June 27, 2007

Vigilantes and Live Free or Die Hard

By: Dorian Davis

“You won’t hurt me,” says a confident Tony, a blonde, sweat-suit-clad terrorist, who is holding a Los Angeles office building hostage, as he stares down the barrel of a pistol at the beginning of the original, 1988 installment of Die Hard. “There are rules for policemen.”

“Yeah,” answers a shirtless, sweating-drenched Bruce Willis, or rather his character, police officer John McClane, as he punches him in the face. “That’s what my Captain keeps telling me.”

So begins the vigilantism of Die Hard, a movie that grossed $83 million and spawned three sequels, the latest of which, Live Free or Die Hard, opens in wide release on June 29.

But what, exactly, are conservatives supposed to make of this series? Are we supposed to appreciate a cop who plays by his own rules, unfettered by government restrictions, or lament the unchecked power of law-enforcement?

In Live Free, our renegade cop, McClane, partners up with computer hacker Matt Farrell (Justin Long) to stop criminal mastermind Thomas Gabriel (Timothy Olyphant) from shutting down a computer network that runs the United States. The plot is so implausible that we can forgive, as we have in the past, the latitude that McLean takes with the law – commandeering an airplane, shooting missiles at an overpass, and destroying an air-bound helicopter with nothing more than a ramp and a careening car.

But what is the message of a movie in which the police who follow procedure are depicted as bumbling, incompetent fools, and the one who breaks the law, and endangers the public, and oversteps the role of a policeman, is depicted as a hero?
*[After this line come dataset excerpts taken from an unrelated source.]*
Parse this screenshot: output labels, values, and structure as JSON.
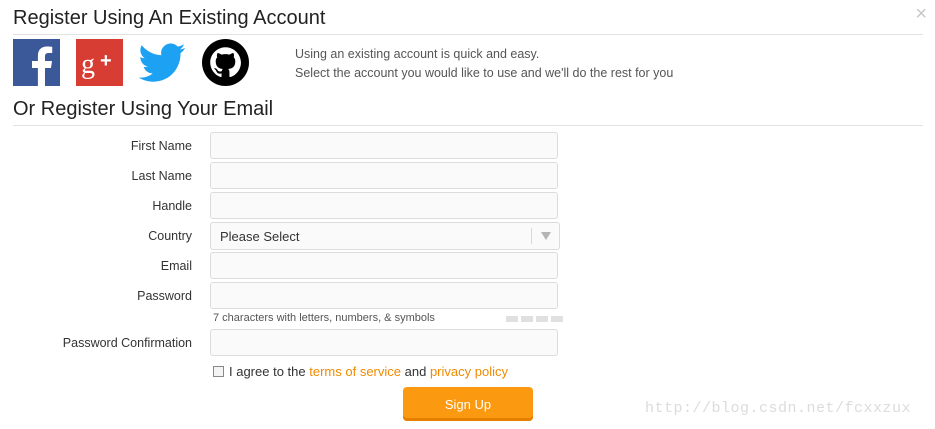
{
  "header": {
    "existing_title": "Register Using An Existing Account",
    "close_icon": "close-icon",
    "close_glyph": "×"
  },
  "social": {
    "providers": [
      {
        "name": "facebook",
        "icon": "facebook-icon",
        "color": "#3b5998"
      },
      {
        "name": "google-plus",
        "icon": "google-plus-icon",
        "color": "#dd4b39"
      },
      {
        "name": "twitter",
        "icon": "twitter-icon",
        "color": "#1da1f2"
      },
      {
        "name": "github",
        "icon": "github-icon",
        "color": "#000000"
      }
    ],
    "line1": "Using an existing account is quick and easy.",
    "line2": "Select the account you would like to use and we'll do the rest for you"
  },
  "email_section": {
    "title": "Or Register Using Your Email"
  },
  "form": {
    "first_name_label": "First Name",
    "first_name_value": "",
    "last_name_label": "Last Name",
    "last_name_value": "",
    "handle_label": "Handle",
    "handle_value": "",
    "country_label": "Country",
    "country_value": "Please Select",
    "email_label": "Email",
    "email_value": "",
    "password_label": "Password",
    "password_value": "",
    "password_hint": "7 characters with letters, numbers, & symbols",
    "password_confirm_label": "Password Confirmation",
    "password_confirm_value": ""
  },
  "agreement": {
    "prefix": "I agree to the",
    "terms_link": "terms of service",
    "middle": "and",
    "privacy_link": "privacy policy",
    "checked": false
  },
  "actions": {
    "signup_label": "Sign Up"
  },
  "watermark": {
    "text": "http://blog.csdn.net/fcxxzux"
  },
  "colors": {
    "accent": "#fb9a10",
    "link": "#f08a00"
  }
}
“Police never have the chance to behave this way in the real world,” assures Neal King, a professor at Virginia Tech, and author of Heroes in Hard Times: Cop Action Movies in the U.S.
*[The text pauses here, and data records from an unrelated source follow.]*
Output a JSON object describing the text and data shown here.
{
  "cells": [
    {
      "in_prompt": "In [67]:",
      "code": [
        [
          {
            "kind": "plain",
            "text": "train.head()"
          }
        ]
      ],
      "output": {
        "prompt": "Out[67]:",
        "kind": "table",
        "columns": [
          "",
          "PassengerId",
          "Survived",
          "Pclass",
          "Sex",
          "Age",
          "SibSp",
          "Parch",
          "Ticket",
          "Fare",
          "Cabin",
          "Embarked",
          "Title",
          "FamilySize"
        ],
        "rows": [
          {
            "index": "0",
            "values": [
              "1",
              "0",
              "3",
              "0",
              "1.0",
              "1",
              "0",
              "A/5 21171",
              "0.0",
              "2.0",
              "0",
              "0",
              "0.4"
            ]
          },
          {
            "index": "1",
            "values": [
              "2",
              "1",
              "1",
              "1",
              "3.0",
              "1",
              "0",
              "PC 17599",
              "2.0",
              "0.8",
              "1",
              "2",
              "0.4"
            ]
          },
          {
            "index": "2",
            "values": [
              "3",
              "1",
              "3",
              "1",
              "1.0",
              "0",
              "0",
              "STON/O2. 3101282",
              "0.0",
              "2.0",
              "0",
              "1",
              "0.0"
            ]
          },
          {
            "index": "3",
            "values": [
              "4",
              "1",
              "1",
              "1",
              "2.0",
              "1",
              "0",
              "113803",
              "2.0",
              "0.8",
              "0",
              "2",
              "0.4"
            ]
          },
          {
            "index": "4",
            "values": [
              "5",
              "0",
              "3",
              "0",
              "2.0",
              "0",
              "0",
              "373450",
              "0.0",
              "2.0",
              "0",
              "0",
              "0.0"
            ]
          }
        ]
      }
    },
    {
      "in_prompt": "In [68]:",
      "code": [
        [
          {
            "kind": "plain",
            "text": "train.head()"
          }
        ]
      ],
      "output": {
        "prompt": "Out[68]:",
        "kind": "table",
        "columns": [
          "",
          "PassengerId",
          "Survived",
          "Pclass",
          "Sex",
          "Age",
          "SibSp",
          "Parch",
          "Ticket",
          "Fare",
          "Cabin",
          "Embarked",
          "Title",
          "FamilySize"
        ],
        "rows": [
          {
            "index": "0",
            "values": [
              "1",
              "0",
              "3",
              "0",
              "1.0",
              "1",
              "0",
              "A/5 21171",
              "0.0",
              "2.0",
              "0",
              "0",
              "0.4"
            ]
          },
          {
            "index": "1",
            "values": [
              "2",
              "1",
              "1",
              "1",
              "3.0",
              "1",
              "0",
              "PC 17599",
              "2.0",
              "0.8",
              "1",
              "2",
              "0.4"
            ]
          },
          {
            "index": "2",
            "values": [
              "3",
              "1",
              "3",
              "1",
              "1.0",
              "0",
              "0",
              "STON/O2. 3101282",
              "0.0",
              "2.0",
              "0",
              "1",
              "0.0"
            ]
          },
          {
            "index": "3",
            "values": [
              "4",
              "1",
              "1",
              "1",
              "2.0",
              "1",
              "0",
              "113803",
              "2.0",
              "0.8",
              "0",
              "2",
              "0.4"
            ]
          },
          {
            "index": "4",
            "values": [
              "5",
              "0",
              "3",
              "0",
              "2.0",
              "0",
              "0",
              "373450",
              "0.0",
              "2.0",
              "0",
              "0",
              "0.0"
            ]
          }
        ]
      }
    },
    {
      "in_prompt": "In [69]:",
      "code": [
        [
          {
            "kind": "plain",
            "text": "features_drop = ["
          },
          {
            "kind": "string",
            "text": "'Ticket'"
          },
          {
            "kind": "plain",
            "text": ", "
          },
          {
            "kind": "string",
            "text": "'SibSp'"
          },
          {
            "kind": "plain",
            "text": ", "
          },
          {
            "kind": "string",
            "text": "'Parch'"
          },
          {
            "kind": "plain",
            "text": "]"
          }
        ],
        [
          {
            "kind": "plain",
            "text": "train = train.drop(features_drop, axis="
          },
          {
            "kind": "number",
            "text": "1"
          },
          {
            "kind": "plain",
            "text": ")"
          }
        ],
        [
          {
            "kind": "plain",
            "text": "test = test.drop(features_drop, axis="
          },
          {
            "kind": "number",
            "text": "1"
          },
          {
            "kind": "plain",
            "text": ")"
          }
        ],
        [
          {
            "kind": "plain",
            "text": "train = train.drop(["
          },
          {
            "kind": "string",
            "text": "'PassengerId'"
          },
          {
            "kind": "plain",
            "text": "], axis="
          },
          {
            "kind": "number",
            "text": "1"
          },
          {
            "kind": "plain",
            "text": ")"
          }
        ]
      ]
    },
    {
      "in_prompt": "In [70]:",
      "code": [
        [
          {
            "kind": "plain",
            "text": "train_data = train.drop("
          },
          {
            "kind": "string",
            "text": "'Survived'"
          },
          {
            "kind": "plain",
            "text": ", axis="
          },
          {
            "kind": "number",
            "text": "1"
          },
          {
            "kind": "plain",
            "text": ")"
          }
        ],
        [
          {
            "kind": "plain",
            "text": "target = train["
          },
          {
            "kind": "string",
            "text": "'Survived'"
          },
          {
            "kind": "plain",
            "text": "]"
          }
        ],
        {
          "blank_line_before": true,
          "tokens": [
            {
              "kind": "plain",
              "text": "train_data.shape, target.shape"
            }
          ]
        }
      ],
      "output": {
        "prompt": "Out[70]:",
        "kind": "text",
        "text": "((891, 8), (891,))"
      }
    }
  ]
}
The question is not whether the police have a chance, though. The question is whether they perceive one. The past two decades have been littered with examples of perceived threats, where none existed, in which law enforcement over-reacted often to tragic ends.

In 1992, a raid at Ruby Ridge, Idaho, resulted in a 10-day siege, in which police shot and killed Randy Weaver’s wife, son, and dog while pursuing him on a minor weapons charge, for which he was later acquitted.

In 1993, a similar episode happened in Waco, Texas, where police used tanks and a battering ram to attack a private compound, also on a minor weapons charge, resulting in the deaths of 79 people, including 21 children.

Neither situation posed a serious threat to the public, until law-enforcement became involved, but each was perceived as a national crisis, and swamped with personnel and equipment that intimidated and confused the people inside, and amplified the situation.

Now, our impulse might be to afford the police the benefit of the doubt, since most of them fall on the “conservative end of the social spectrum,” as Michael S. Cohen writes in Power and Restraint: the Moral Dimension of Police Work.

But these incidents are part of a larger pattern of SWAT team raids on innocent suspects – 144 in the past two decades, including 9 in 2006, according to a CATO Institute report by Radley Balko.

This is the fruit of the action movie in real-world police work: chaos. This is also a hint at the position we conservatives have to take on the renegade brand of law-enforcement depicted in the movies. We should take a stand for the rule of law, and for the compliance of the police with the rule of law.

For some, there is a temptation to ease the reigns on law-enforcement, and free up our friends in the police department to pursue a “criminal” with renegade tactics, especially in the War on Terrorism.

But we should advocate caution and the use of appropriate force. The most reasonable people can overreach, and make mistakes, and the police are no exception. One day, we could be on the receiving end of a botched operation, instead of watching it on TV, or, for that matter, in a Hollywood movie.

Live Free or Die Hard opens on June 29.

Dorian Davis is a writer living in Washington, DC.